Fahrenheit 32
Out of all the heat surrounding the cartoons controversy, some perspective from one of the Times' Paris correspondents.
Adding Newsprint to the Fire
Craig S. Smith: Europeans hoisted the banner of press freedom last week in response to Muslim anger over a dozen Danish cartoons, some of them mocking the Prophet Muhammad. But something deeper and more complex was also at work: The fracas grew out of, and then fed, a war of polemics between Europe's anti-immigrant nationalists and the fundamentalist Muslims among its immigrants.Photo of women burning an Israeli flag at a shrine in Qum, Iran by Lynsey Addario for the Times.

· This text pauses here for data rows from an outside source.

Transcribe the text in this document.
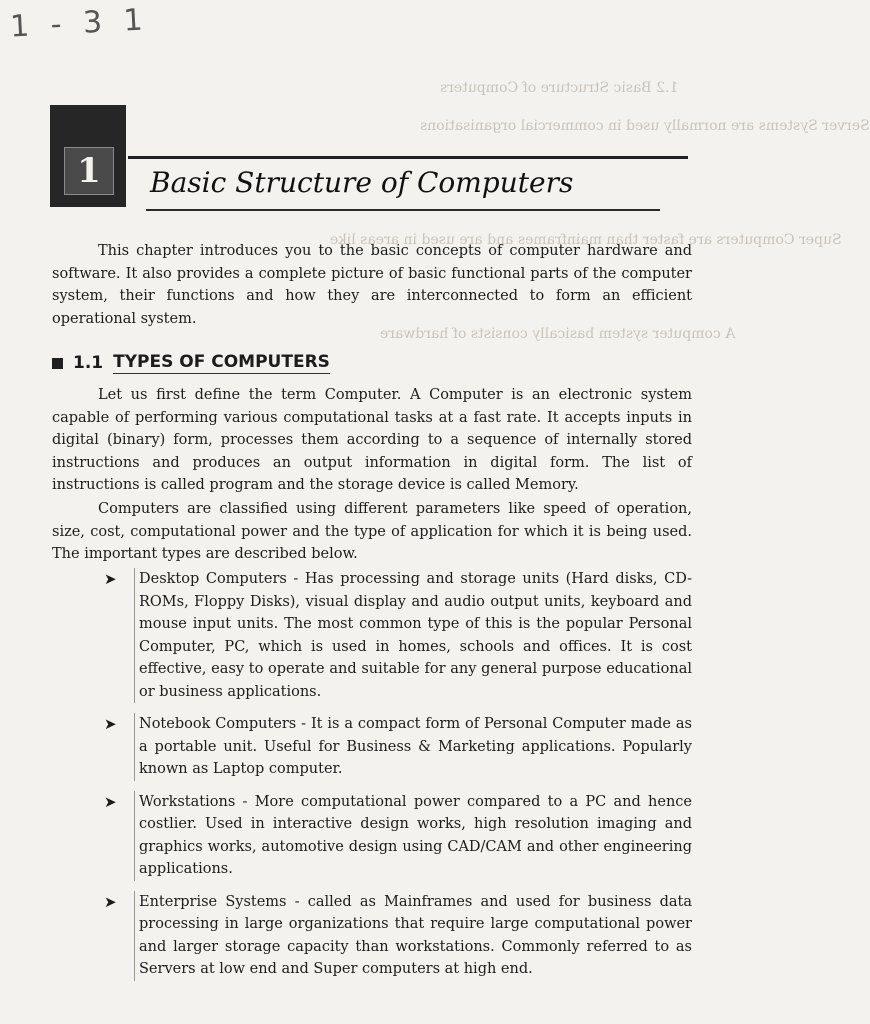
1 - 3 1
1.2 Basic Structure of Computers
Server Systems are normally used in commercial organisations
Super Computers are faster than mainframes and are used in areas like
A computer system basically consists of hardware
1	Basic Structure of Computers

This chapter introduces you to the basic concepts of computer hardware and software. It also provides a complete picture of basic functional parts of the computer system, their functions and how they are interconnected to form an efficient operational system.

1.1 TYPES OF COMPUTERS

Let us first define the term Computer. A Computer is an electronic system capable of performing various computational tasks at a fast rate. It accepts inputs in digital (binary) form, processes them according to a sequence of internally stored instructions and produces an output information in digital form. The list of instructions is called program and the storage device is called Memory.

Computers are classified using different parameters like speed of operation, size, cost, computational power and the type of application for which it is being used. The important types are described below.

➤	Desktop Computers - Has processing and storage units (Hard disks, CD-ROMs, Floppy Disks), visual display and audio output units, keyboard and mouse input units. The most common type of this is the popular Personal Computer, PC, which is used in homes, schools and offices. It is cost effective, easy to operate and suitable for any general purpose educational or business applications.
➤	Notebook Computers - It is a compact form of Personal Computer made as a portable unit. Useful for Business & Marketing applications. Popularly known as Laptop computer.
➤	Workstations - More computational power compared to a PC and hence costlier. Used in interactive design works, high resolution imaging and graphics works, automotive design using CAD/CAM and other engineering applications.
➤	Enterprise Systems - called as Mainframes and used for business data processing in large organizations that require large computational power and larger storage capacity than workstations. Commonly referred to as Servers at low end and Super computers at high end.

"One extreme triggers the other," said Jonas Gahr Store, Norway's foreign minister, arguing that both sides want to polarize the debate at the expense of the moderate majority. "These issues are dangerous because they give the extremes fertile ground."
How did it begin? Oddly, with a decision by a Danish newspaper to commission, and then print, cartoons portraying the Prophet Muhammad in whatever light cartoonists chose to put him.
The newspaper's culture editor, Fleming Rose, says he intended simply to test cartoonists to see if they were self-censoring their work, out of fear of violence from Islamic radicals. ...
Hostile feelings have been growing between Denmark's immigrants and a government supported by the right-wing Danish People's Party, which has pushed anti-immigrant policies. And stereotyping in cartoons has a notorious history in Europe, where anti-Semitic caricatures fed the Holocaust, just as they feed anti-Israeli propaganda in the Middle East today.
In the current climate, some experts on mass communications suggest, the exercise was no more benign than commissioning caricatures of African-Americans would have been during the 1960's civil rights struggle. "You have to ask what was the intent of these cartoons, bearing in mind the recent history of tension in Denmark with the Muslim community," said David Welch, head of the Center for the Study of Propaganda and War at the University of Kent in Britain. Nicholas Lemann, dean of the Columbia Journalism School, put it this way: "He knew what he was doing."